The classic ‘you can’t be what you can’t see’ also comes into play here, in that for many, discovering their sexuality came later than perhaps today’s young people simply because there wasn’t the representation to show them the possibilities. There’s much cynical conversation in tabloids and online about ‘more’ gay kids’ today than ‘in our day’, which can be in some ways boiled down to because kids are more aware that’s a possibility, rather than just feeling simply ‘different’.
I have found this for my own identity - there is more language for talking about asexuality in just two teen shows - Heartstopper and Heartbreak High than in all the adult Queer TV currently on offer. More ways to understand a label I would adopt for myself in shows designed for people young enough to be my children. Queer folks not from the more ‘dominant’ identity groups find themselves looking to Teen TV because in them they finally do get to see themselves, even if it is in someone a generation younger. We used never to say ‘gay’ out loud, and I know so many remember how hurtful that was to be erased that way. I never hear my identity said out loud or see people who represent it. I often feel invisible in my community. So, if that means watching Teen TV to find someone like me, I’ll do that until the rest of the stories catch up.
Queer elder Millenials, Gen X, and probably even some Boomers enjoy Queer Teen drama made today….Is there anything wrong with loving it?

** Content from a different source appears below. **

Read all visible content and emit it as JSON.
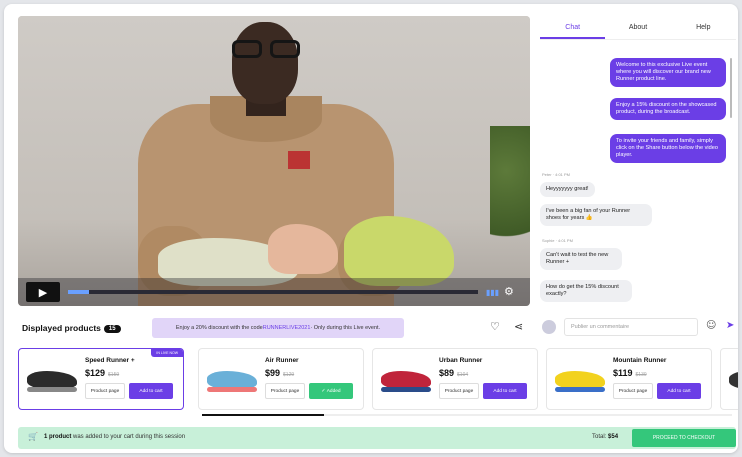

In short, no. Nobody bats an eyelid that straight people rewatch Grease 100 times over as 40-something adults and 60-year-olds are still watching Dirty Dancing. Even for 90s teens, there is a sense that watching American Pie is an act of nostalgia. The angst, adventures, and possibilities of teen and young adult years will always be alluring for dramas. And for those who somehow ‘lost’ those years to not being themselves, perhaps there will always be an escape to be had there. When the truth is simple and sad, we either enjoy the show or fill in for something we never had. We don’t want to be teens now (no, thank you); we just want nostalgia for something we never had.
As an Asexual person, I realise, with aching sadness, that I’m still looking, still hoping for a version of High School where I belong and a story that reflects that. In writing this, it was with aching sadness that I realised other people my age have that now. They didn’t get to live it, which is sad, but they get a hopeful version of what could have been. That’s why revisiting teen stories as an adult is the same as rewatching Dirty Dancing when you’re far too old to be a baby in the corner - just gayer.
Ok, Dirty Dancing was already pretty gay.